Was wäre ein Büro oder Amt ohne Akten? Was wären die Akten ohne Ordnung? Fein säuberlich abgeheftet, lesbar numeriert oder beschriftet, mit verschiedenfarbigen Deckeln versehen stehen sie heute in Regalen und Schränken, bilden einen Blickfang für jeden Besucher, sind Zierde eines ordentlichen Büros. Dafür sorgt unter anderem die »Stolzenberg GmbH«, Hersteller von Schnellheftern aller Art und Registraturen, in Berlin-Reinickendorf, Alt Reinickendorf 25–27, mit ihren rund 100 Beschäftigten.
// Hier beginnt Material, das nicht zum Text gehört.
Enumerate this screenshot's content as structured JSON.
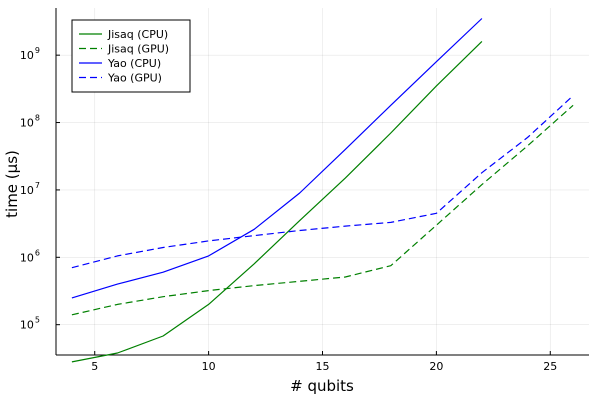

Im Dezember 1997 beging ein alteingesessenes Unternehmen der Stadt sein 100jähriges Firmenjubiläum. Welches kleine oder mittlere Unternehmen kann heute schon auf eine so lange Geschichte – zumal auch noch in Berlin – zurückblicken.
     Ämter und Akten gibt es seit Jahrhunderten. Doch wie schwer hatten es unsere altvorderen Aktenverwalter. Blatt für Blatt wurde übereinandergelegt, mit Pappe umgeben und zum Paket verschnürt. Wehe, wenn ein Windhauch kam, dann war die schöne Ordnung dahin. Auch saßen die Beamten mit Nadel und Faden am Schreibtisch, um fein säuberlich mit Zwirn alles zusam-

Werbung der Firma um 1910
menzuheften, was zusammengehörte. Die Veränderungen im Büro verdanken wir einem gewissen Carl Gladitz, seines Zeichens rathäuslicher Beamter in Soden bei Salmünster.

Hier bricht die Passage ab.